Children’s Aid’s foster care program places children with supportive families in their own neighborhoods when their parents cannot offer them the stability, safety, and support they need to thrive.
The foster care program is prepared to deal with the widest range of child welfare situations—from temporary situations that allow birth families to address issues until they can be reunited, to specialized homes with highly trained foster parents for children who need constant care for chronic medical and developmental conditions, or children reacting to trauma. In those cases, dedicated foster parents are in constant partnership with the experts managing the case and treating the child. For all kids, Children’s Aid strives to keep them in familiar surroundings with loving caregivers rather than residential programs.
Keeping children in our embrace
Children’s Aid created what would become the modern child welfare system when, more than 160 years, the founder placed New York’s orphaned or abandoned children with families who would care for them. We have adapted over the years to meet current challenges, and today 500-600 young people of all ages are in stable, supportive homes—in their own neighborhoods—through our foster care programs.
Children continue to have access to all Children’s Aid counseling and medical services as well as the education, enrichment, and recreational programs that we offer to help them fulfill their promise.
Meanwhile, we offer an array of services to their birth parents to address the specific problems that led to the child’s removal.
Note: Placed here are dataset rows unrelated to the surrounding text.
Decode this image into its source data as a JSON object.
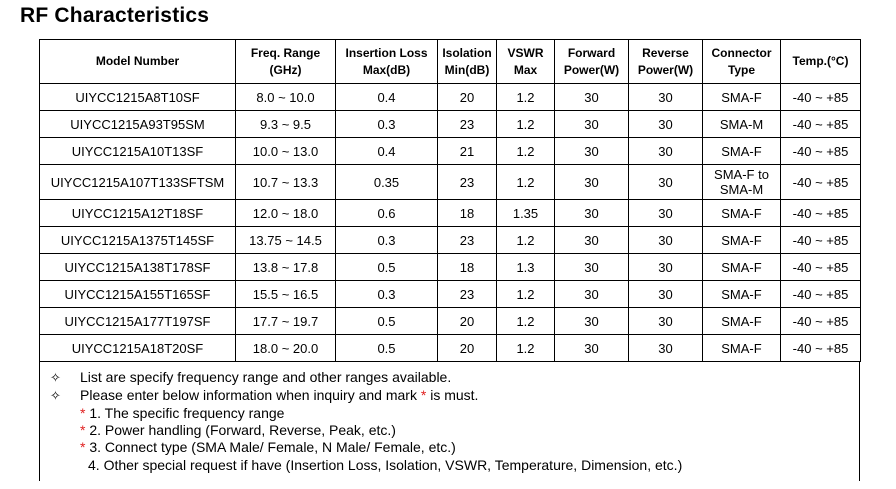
{
  "title": "RF Characteristics",
  "headers": [
    [
      "Model Number"
    ],
    [
      "Freq. Range",
      "(GHz)"
    ],
    [
      "Insertion Loss",
      "Max(dB)"
    ],
    [
      "Isolation",
      "Min(dB)"
    ],
    [
      "VSWR",
      "Max"
    ],
    [
      "Forward",
      "Power(W)"
    ],
    [
      "Reverse",
      "Power(W)"
    ],
    [
      "Connector",
      "Type"
    ],
    [
      "Temp.(°C)"
    ]
  ],
  "rows": [
    [
      "UIYCC1215A8T10SF",
      "8.0 ~ 10.0",
      "0.4",
      "20",
      "1.2",
      "30",
      "30",
      "SMA-F",
      "-40 ~ +85"
    ],
    [
      "UIYCC1215A93T95SM",
      "9.3 ~ 9.5",
      "0.3",
      "23",
      "1.2",
      "30",
      "30",
      "SMA-M",
      "-40 ~ +85"
    ],
    [
      "UIYCC1215A10T13SF",
      "10.0 ~ 13.0",
      "0.4",
      "21",
      "1.2",
      "30",
      "30",
      "SMA-F",
      "-40 ~ +85"
    ],
    [
      "UIYCC1215A107T133SFTSM",
      "10.7 ~ 13.3",
      "0.35",
      "23",
      "1.2",
      "30",
      "30",
      "SMA-F to SMA-M",
      "-40 ~ +85"
    ],
    [
      "UIYCC1215A12T18SF",
      "12.0 ~ 18.0",
      "0.6",
      "18",
      "1.35",
      "30",
      "30",
      "SMA-F",
      "-40 ~ +85"
    ],
    [
      "UIYCC1215A1375T145SF",
      "13.75 ~ 14.5",
      "0.3",
      "23",
      "1.2",
      "30",
      "30",
      "SMA-F",
      "-40 ~ +85"
    ],
    [
      "UIYCC1215A138T178SF",
      "13.8 ~ 17.8",
      "0.5",
      "18",
      "1.3",
      "30",
      "30",
      "SMA-F",
      "-40 ~ +85"
    ],
    [
      "UIYCC1215A155T165SF",
      "15.5 ~ 16.5",
      "0.3",
      "23",
      "1.2",
      "30",
      "30",
      "SMA-F",
      "-40 ~ +85"
    ],
    [
      "UIYCC1215A177T197SF",
      "17.7 ~ 19.7",
      "0.5",
      "20",
      "1.2",
      "30",
      "30",
      "SMA-F",
      "-40 ~ +85"
    ],
    [
      "UIYCC1215A18T20SF",
      "18.0 ~ 20.0",
      "0.5",
      "20",
      "1.2",
      "30",
      "30",
      "SMA-F",
      "-40 ~ +85"
    ]
  ],
  "notes": {
    "bullet_symbol": "✧",
    "line1": "List are specify frequency range and other ranges available.",
    "line2_text": "Please enter below information when inquiry and mark",
    "line2_mark": "*",
    "line2_tail": "is must.",
    "items": [
      {
        "mark": "*",
        "text": "1. The specific frequency range"
      },
      {
        "mark": "*",
        "text": "2. Power handling (Forward, Reverse, Peak, etc.)"
      },
      {
        "mark": "*",
        "text": "3. Connect type (SMA Male/ Female, N Male/ Female, etc.)"
      },
      {
        "mark": "",
        "text": "4. Other special request if have (Insertion Loss, Isolation, VSWR, Temperature, Dimension, etc.)"
      }
    ]
  },
  "colors": {
    "required_mark": "#e02020",
    "border": "#000000"
  }
}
From counseling to parenting guidance, education and job readiness, or interventions to break the cycle of abuse, we help parents build strong, healthy homes so that they can reunite with their children and move forward together.
In some cases, it becomes clear that the family cannot reunite without posing permanent risks to the children. Children’s Aid facilitates legal adoptions for parents-to-be who demonstrate a deep commitment to forming healthy family relationships and who understand children’s sensitivities and challenges. Finding the correct match of parents and children is the most crucial aspect of this work.